The success of Watership Down results from several stylistic features. The first technique is the use of epigraphs at the beginning of each chapter. These epigraphs, drawn from the Bible, classical literature, English poetry, science, and folklore, serve the narrative function of indicating the direction the action will take. They also serve the thematic function of suggesting the seriousness of the action. If passages from Shakespeare, Blake, and Saint Paul illuminate the tale, then surely it is more than an entertaining story about rabbits. The epigraphs also place Watership Down in the tradition of the 19th-century English novel, which frequently used such epigraphs as a sign of seriousness.
In plot structure Watership Down has suggestive parallels to the Roman epic, the Aeneid. The rabbits’ escape from doomed Sandleford, their temporary sojourn at Cowslip, and the battle with Efrafa warren recall Aeneas’s flight from besieged Troy, his dalliance with Dido at Carthage, and his warfare against Turnus in Latium to establish a city for the surviving Trojans. Like the epigraphs, the epic suggestiveness establishes Watership Down as a serious literary work.
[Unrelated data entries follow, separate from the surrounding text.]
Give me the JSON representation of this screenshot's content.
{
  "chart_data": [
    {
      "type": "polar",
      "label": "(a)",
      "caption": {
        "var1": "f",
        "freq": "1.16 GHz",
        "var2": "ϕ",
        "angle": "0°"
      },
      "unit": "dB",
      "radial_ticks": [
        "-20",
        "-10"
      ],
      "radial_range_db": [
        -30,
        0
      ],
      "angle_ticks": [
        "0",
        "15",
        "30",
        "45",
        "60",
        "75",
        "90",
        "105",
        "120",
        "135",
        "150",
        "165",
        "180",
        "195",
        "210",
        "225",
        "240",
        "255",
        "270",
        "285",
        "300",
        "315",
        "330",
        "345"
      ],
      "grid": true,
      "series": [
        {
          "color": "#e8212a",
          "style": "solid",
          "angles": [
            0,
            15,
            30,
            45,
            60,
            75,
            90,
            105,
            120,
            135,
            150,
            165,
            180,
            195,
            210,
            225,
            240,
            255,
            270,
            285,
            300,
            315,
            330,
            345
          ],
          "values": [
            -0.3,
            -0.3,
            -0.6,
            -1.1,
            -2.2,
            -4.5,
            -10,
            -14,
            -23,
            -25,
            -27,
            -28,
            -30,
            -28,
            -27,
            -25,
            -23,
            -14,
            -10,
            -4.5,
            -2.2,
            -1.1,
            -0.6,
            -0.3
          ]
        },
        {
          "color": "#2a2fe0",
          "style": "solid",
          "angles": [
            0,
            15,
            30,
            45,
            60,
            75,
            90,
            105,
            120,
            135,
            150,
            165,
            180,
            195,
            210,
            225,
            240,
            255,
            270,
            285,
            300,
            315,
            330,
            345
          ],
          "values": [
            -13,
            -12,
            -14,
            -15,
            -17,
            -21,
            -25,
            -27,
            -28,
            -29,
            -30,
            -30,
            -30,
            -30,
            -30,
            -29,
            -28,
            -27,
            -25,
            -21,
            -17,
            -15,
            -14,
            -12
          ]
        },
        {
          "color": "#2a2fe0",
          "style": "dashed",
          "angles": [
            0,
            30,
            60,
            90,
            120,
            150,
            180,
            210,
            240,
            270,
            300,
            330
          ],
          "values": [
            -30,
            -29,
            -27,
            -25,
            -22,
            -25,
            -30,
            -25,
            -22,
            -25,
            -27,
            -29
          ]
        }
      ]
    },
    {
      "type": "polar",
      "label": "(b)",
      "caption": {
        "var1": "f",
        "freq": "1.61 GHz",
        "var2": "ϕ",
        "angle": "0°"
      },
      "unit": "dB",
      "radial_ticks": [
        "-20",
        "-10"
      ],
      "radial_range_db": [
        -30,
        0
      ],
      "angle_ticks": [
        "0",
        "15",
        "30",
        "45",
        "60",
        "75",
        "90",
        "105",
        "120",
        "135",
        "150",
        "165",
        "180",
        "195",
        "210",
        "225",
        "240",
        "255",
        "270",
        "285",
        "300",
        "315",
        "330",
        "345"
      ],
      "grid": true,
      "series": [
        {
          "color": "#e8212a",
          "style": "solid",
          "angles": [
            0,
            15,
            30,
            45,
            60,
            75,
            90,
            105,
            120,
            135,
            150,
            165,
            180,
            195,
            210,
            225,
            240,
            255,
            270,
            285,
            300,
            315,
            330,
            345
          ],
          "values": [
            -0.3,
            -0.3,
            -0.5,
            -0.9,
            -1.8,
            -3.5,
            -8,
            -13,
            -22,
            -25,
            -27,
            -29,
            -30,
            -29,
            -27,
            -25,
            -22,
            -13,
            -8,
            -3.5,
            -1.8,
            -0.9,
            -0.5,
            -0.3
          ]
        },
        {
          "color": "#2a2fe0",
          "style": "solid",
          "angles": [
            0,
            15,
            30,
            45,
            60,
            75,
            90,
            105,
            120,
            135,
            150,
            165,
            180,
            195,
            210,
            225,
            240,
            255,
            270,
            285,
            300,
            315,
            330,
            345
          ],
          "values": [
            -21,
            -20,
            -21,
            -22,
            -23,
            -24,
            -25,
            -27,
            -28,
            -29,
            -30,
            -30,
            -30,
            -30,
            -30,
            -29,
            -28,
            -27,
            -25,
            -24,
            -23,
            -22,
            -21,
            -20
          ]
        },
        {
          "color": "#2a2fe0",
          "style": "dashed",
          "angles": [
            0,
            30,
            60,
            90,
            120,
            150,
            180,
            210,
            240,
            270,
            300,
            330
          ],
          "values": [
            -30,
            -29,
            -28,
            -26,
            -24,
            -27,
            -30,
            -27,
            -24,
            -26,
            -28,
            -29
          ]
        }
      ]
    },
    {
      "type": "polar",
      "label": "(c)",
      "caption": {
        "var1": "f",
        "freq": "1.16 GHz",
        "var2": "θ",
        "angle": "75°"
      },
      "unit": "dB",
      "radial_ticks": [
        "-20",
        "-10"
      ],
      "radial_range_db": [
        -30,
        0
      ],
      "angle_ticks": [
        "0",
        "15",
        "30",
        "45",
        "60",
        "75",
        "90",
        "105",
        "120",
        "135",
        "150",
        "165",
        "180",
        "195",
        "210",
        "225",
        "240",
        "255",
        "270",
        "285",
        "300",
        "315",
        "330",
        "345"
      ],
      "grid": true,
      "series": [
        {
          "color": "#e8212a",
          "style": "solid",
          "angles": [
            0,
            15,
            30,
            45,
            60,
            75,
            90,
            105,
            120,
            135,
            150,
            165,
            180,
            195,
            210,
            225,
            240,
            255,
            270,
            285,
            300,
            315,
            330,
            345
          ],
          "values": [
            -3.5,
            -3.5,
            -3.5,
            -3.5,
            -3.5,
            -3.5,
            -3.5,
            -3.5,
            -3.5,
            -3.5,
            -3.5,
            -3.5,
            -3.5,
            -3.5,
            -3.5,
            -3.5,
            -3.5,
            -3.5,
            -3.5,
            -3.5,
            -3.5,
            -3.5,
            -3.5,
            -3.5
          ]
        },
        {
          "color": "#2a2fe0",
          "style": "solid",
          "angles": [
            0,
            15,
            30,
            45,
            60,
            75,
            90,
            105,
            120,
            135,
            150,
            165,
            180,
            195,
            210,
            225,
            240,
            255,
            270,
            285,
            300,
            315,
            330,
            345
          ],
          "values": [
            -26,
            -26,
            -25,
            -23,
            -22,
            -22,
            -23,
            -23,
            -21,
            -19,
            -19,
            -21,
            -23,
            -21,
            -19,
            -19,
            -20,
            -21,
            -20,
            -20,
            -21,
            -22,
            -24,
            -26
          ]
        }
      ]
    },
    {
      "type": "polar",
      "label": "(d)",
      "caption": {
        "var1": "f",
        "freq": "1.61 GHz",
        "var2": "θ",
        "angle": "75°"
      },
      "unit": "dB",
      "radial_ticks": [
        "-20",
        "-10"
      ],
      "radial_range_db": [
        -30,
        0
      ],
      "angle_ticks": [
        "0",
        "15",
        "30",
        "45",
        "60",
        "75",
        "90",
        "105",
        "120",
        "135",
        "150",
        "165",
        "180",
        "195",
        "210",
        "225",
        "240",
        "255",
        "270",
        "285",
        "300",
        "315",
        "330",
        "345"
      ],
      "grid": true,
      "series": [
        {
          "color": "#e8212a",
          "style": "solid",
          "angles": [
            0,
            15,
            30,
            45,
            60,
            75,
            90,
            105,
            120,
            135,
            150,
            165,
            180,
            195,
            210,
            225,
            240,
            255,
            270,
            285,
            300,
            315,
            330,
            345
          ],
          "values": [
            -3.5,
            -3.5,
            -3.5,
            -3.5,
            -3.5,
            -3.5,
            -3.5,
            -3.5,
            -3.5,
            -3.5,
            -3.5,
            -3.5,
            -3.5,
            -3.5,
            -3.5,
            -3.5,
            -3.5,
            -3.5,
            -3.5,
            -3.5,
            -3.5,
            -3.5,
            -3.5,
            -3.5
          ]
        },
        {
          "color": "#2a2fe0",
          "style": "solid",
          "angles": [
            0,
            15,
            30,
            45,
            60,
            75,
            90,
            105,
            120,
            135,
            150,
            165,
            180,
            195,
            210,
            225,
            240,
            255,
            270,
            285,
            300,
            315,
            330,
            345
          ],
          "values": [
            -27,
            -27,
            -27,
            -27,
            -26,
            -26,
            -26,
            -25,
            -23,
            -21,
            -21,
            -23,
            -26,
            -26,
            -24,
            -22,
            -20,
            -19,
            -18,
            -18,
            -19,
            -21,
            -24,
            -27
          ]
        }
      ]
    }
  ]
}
Animal stories are as old as human imagination. Fables use animals to represent human behavior, and fairy tales often employ animals with magic powers to change human destiny. Other animal stories, such as Anna Sewell’s Black Beauty (1877) and Jack London’s The Call of the Wild (1903), relate the animal’s interactions with human beings, often in sentimental language. Watership Down is distinguished by the remoteness of the human world and by Adams’s ability to have his animals’ dialogue in human speech, yet remain rabbits in their behavior, instincts, and knowledge. Adams also avoids the didactic tendency of animal fiction; that is, the explicit teaching of human ethics or morals.